By limiting the state regulation to respecting only those local ordinances or regulations that “specifically regulate the erection and maintenance of electronic advertising devices,” the Cabinet fails to accord proper deference to zoning regulations of more general applicability that may make such a device unlawful under zoning laws and regulations.
Additionally, using such a narrow reference invites significant expansion of electronic advertising devices immediately after the regulation becomes final, since few if any local planning and zoning commissions or legislative bodies have adopted ordinances or regulations specifically regulating electronic billboards, given that until recently, the FHWA position had been that such advertising devices were prohibited by Federal/State Agreements.
The Council recommends replacing the language of Section 1(2)(c) with the following:
Compliant with KRS Chapter 100 and any ordinances or regulations adopted pursuant to KRS Chapter 100, including ordinances or regulations of a local legislative body specifically regulating the erection and maintenance of electronic advertising devices.
Section 1(3)(b) should be revised in the same manner.
3. Section 1(3)(c) should be revised to reflect that variances may be granted by a body other than the local governing body, such as a Board of Zoning Adjustment.
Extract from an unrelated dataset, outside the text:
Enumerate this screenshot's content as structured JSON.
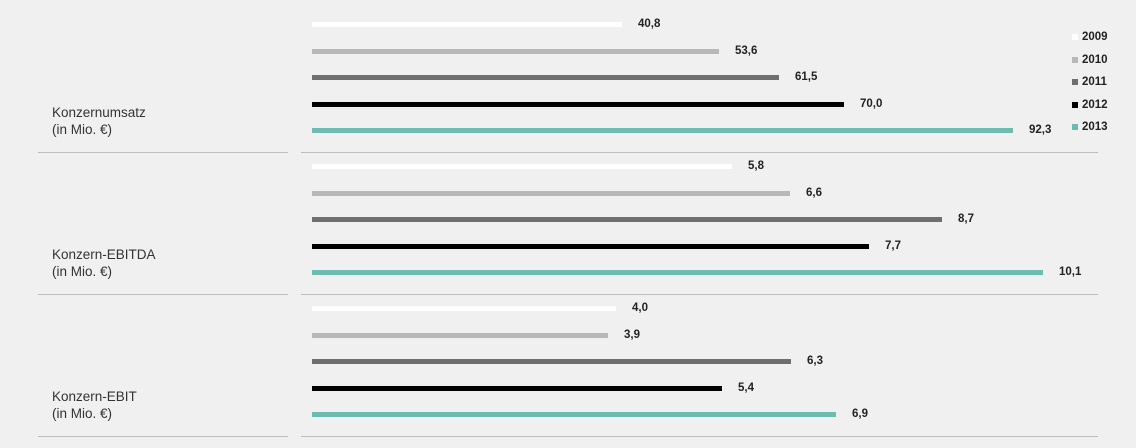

Also, the planning and zoning commission is not considered by law to be a “governing body,” but instead makes recommendations on zoning matters to the local governing body, which is the Fiscal Court or City Council, as applicable. The language should be revised to read:
"Compliant with any variance or conditional use permit granted pursuant to KRS Chapter 100."
Thank you for the opportunity to submit these comments, and for your consideration of these concerns. For the reasons stated above, the Council recommends that proposed 603 KAR 5:155 be withdrawn, and the final action on 603 KAR 10:021 be deferred pending the decision in the Scenic America case involving the 2007 FHWA Guidance Memorandum.